Carrot Cake

Apr 6, 2025

✨ Ingredients

For the cake:

  • 1 ½ cups grated carrot (firmly packed)

  • 1 cup brown sugar

  • ½ cup white sugar

  • 3 large eggs

  • ¾ cup vegetable oil

  • 1 tsp vanilla extract

  • 1 ¾ cups plain flour

  • 2 tsp baking powder

  • ½ tsp bicarb soda

  • ½ tsp salt

  • 2 tsp Aromi Cinnamon Kisses

  • ½ tsp nutmeg (optional)

  • ½ cup chopped walnuts or pecans (optional)

For the cream cheese frosting:

  • 250g cream cheese, softened

  • 100g unsalted butter, softened

  • 1 ½ cups icing sugar

  • 1 tsp vanilla extract

Optional Chilli Crumble:

  • 1 tbsp brown sugar

  • 1 tsp chilli flakes

  • 1 tbsp crushed roasted nuts or seeds

  • Pinch of sea salt


🧁 Method

1. Prep your oven:
Preheat to 170°C (fan forced).
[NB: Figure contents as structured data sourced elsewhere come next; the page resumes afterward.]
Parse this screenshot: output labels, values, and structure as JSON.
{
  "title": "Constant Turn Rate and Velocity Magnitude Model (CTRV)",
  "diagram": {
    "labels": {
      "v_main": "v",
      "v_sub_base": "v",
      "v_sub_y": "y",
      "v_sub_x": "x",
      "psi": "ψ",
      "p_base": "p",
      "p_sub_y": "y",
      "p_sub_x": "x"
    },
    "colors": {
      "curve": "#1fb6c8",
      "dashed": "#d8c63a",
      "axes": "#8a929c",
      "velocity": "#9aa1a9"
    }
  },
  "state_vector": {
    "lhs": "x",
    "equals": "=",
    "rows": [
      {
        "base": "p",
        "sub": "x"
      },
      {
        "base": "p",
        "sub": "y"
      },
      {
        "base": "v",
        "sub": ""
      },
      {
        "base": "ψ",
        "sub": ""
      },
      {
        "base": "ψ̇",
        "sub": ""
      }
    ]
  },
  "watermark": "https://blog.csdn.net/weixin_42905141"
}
Line a square cake tin (20x20cm) with baking paper.

2. Make the batter:
In a large bowl, whisk together eggs, sugars, oil and vanilla until smooth. Fold in the grated carrot. In a separate bowl, mix flour, baking powder, bicarb, salt, Cinnamon Kisses, and nutmeg. Combine wet and dry ingredients. Stir in nuts if using.

3. Bake it:
Pour into prepared tin and bake for 35–40 minutes or until a skewer comes out clean. Let cool completely before frosting.

4. Frosting time:
Beat cream cheese and butter until smooth and fluffy. Add icing sugar gradually and beat until thick and spreadable. Stir in vanilla.

5. Optional chilli crumble:
Mix all crumble ingredients and sprinkle lightly over the frosted cake. You can toast them briefly for extra crunch.

6. Slice & serve:
Cut into 9–12 squares. Store in the fridge but serve at room temp for best flavour.